Photo – http://photos.prnewswire.com/prnh/20140929/149157
Photo – http://photos.prnewswire.com/prnh/20140929/149158

Much has happened over the past quarter century. In the technological realm, for example, consider the fact that the exhibit shares the same birth year as the World Wide Web. What accounts for the exhibit's continuing appeal, across the years and across generations, and what inspired the imagination behind its creation?

Exploring such questions will be at the core of David's talk on hidden assumptions, presented at the upcoming Springfield, MA, TEDx event on October 17. New creative possibilities and profound perspective shifts will be highlighted as emerging naturally through turning implicit assumptions on their head.

"The Dancing Iron Dust has endured for exactly the reasons I began TechnoFrolics," explains David. "It embodies the truth that technology is a rich medium well-suited to art, drama, and emotional expressiveness.
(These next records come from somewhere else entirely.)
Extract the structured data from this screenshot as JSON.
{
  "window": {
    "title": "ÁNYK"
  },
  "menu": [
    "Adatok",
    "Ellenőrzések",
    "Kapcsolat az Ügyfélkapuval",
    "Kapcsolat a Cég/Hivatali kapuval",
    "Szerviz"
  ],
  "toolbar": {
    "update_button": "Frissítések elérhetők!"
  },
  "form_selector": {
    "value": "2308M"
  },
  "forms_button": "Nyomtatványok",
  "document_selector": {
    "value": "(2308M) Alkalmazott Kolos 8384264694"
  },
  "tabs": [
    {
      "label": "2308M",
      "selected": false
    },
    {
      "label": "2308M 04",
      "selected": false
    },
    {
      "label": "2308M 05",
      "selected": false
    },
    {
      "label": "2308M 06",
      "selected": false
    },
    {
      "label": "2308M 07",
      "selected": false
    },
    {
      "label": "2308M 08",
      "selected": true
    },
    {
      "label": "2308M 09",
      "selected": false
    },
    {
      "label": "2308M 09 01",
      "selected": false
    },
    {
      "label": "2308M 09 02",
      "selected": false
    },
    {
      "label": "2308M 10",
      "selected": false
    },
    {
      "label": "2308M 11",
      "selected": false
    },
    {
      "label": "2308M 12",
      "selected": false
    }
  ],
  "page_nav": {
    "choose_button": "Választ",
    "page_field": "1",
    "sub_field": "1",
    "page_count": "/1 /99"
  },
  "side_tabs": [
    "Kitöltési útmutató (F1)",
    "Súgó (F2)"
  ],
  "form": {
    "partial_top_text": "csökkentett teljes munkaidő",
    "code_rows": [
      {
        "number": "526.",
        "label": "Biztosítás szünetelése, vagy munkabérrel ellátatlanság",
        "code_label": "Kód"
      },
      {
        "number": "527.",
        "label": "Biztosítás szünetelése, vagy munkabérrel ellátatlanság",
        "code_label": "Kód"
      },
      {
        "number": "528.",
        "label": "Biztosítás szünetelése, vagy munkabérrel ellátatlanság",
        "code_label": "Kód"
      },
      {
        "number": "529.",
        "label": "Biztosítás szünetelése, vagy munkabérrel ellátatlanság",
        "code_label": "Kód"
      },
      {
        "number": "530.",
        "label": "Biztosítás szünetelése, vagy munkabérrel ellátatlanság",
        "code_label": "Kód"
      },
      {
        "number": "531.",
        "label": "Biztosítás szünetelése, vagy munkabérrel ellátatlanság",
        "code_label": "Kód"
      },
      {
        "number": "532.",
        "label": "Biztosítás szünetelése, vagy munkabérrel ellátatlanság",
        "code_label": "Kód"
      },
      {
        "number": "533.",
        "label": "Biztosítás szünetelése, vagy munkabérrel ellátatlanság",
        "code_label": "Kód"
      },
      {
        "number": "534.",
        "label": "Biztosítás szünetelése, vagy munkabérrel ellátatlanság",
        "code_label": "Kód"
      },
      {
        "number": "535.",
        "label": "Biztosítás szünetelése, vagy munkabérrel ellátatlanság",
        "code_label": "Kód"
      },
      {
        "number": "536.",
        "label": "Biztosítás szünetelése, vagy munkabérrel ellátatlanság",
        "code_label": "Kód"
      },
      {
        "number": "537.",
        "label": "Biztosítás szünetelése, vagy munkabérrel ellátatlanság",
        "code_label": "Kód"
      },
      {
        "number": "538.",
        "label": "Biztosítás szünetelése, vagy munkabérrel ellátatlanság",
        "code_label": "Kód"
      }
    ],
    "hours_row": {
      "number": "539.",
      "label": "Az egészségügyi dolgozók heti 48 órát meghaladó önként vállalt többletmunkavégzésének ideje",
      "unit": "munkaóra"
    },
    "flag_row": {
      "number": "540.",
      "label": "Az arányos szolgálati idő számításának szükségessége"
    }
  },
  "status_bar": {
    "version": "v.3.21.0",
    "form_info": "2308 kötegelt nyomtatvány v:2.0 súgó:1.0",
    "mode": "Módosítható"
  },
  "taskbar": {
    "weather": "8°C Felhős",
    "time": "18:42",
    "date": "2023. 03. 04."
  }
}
While people now increasingly recognize and celebrate this, when TechnoFrolics began, the exact opposite was assumed by most of our culture."

Another widely-held assumption, that David has re-imagined and uses in his works, is that video is a passively watched produced experience.
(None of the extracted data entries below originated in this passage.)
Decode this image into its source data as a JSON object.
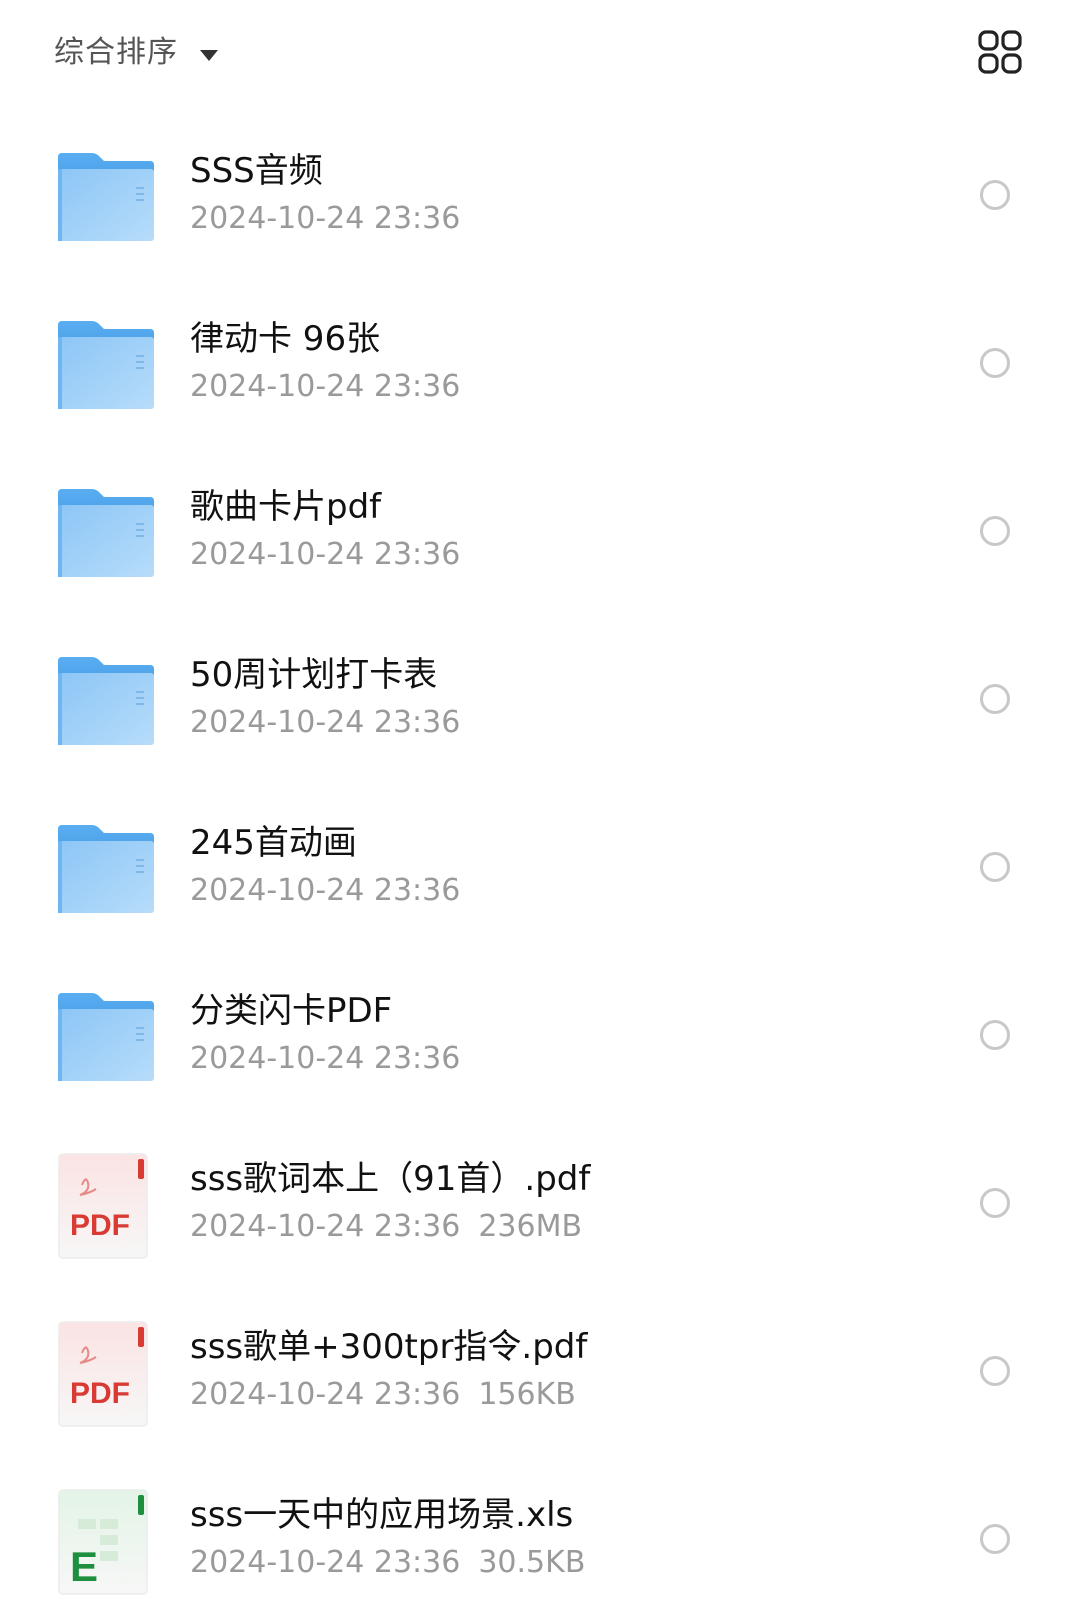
{
  "header": {
    "sort_label": "综合排序",
    "sort_icon": "caret-down-icon",
    "view_toggle_icon": "grid-view-icon"
  },
  "colors": {
    "folder_light": "#a9d4f7",
    "folder_dark": "#5aaef2",
    "pdf_red": "#d93a34",
    "xls_green": "#1e8f3f",
    "meta_gray": "#9a9a9a",
    "radio_gray": "#c8c8c8"
  },
  "files": [
    {
      "name": "SSS音频",
      "date": "2024-10-24 23:36",
      "size": "",
      "type": "folder",
      "icon": "folder-icon"
    },
    {
      "name": "律动卡 96张",
      "date": "2024-10-24 23:36",
      "size": "",
      "type": "folder",
      "icon": "folder-icon"
    },
    {
      "name": "歌曲卡片pdf",
      "date": "2024-10-24 23:36",
      "size": "",
      "type": "folder",
      "icon": "folder-icon"
    },
    {
      "name": "50周计划打卡表",
      "date": "2024-10-24 23:36",
      "size": "",
      "type": "folder",
      "icon": "folder-icon"
    },
    {
      "name": "245首动画",
      "date": "2024-10-24 23:36",
      "size": "",
      "type": "folder",
      "icon": "folder-icon"
    },
    {
      "name": "分类闪卡PDF",
      "date": "2024-10-24 23:36",
      "size": "",
      "type": "folder",
      "icon": "folder-icon"
    },
    {
      "name": "sss歌词本上（91首）.pdf",
      "date": "2024-10-24 23:36",
      "size": "236MB",
      "type": "pdf",
      "icon": "pdf-file-icon",
      "badge": "PDF"
    },
    {
      "name": "sss歌单+300tpr指令.pdf",
      "date": "2024-10-24 23:36",
      "size": "156KB",
      "type": "pdf",
      "icon": "pdf-file-icon",
      "badge": "PDF"
    },
    {
      "name": "sss一天中的应用场景.xls",
      "date": "2024-10-24 23:36",
      "size": "30.5KB",
      "type": "xls",
      "icon": "excel-file-icon",
      "badge": "E"
    }
  ]
}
Considering video, instead, as a fluidly explorable medium, is at the core of one of TechnoFrolics' most popular technologies – the FrameGlide | Spin Browser video explorer, installed in scores of science museums, aquariums and other public venues around the world.
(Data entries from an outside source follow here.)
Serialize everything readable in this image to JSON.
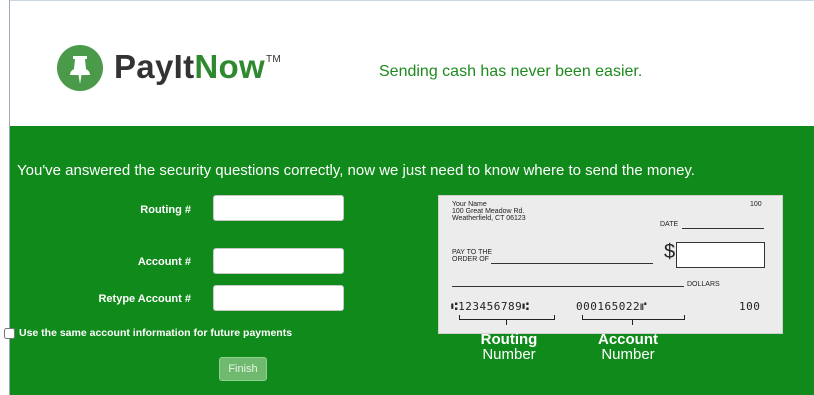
{
  "header": {
    "brand_pay": "Pay",
    "brand_it": "It",
    "brand_now": "Now",
    "brand_tm": "TM",
    "tagline": "Sending cash has never been easier."
  },
  "colors": {
    "brand_green": "#2f8a2f",
    "panel_green": "#118a1c",
    "logo_green": "#4a9a4a"
  },
  "form": {
    "intro": "You've answered the security questions correctly, now we just need to know where to send the money.",
    "routing_label": "Routing #",
    "routing_value": "",
    "account_label": "Account #",
    "account_value": "",
    "retype_label": "Retype Account #",
    "retype_value": "",
    "save_label": "Use the same account information for future payments",
    "save_checked": false,
    "finish_label": "Finish"
  },
  "check": {
    "name": "Your Name",
    "address1": "100 Great Meadow Rd.",
    "address2": "Weatherfield, CT 06123",
    "number": "100",
    "date_label": "DATE",
    "pay_to_1": "PAY TO THE",
    "pay_to_2": "ORDER OF",
    "dollar_sign": "$",
    "dollars_label": "DOLLARS",
    "micr_routing": "⑆123456789⑆",
    "micr_account": "000165022⑈",
    "micr_check": "100"
  },
  "legend": {
    "routing_title": "Routing",
    "routing_sub": "Number",
    "account_title": "Account",
    "account_sub": "Number"
  },
  "icons": {
    "logo": "pushpin-icon"
  }
}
The simplicity of the interface, clarity of imagery at any speed, and responsiveness of the technology enables users to fly through a terabyte of content in seconds, such as a year's worth of shifting seasons and weather patterns over the Great Lakes, or to fluidly explore the progression of high speed phenomena in slow motion such as splashing milk "crowns" or the wings of a hummingbird in flight. The system thus enables visitors to interactively travel forward and backwards 'in time', fast or slow, making new discoveries along the way.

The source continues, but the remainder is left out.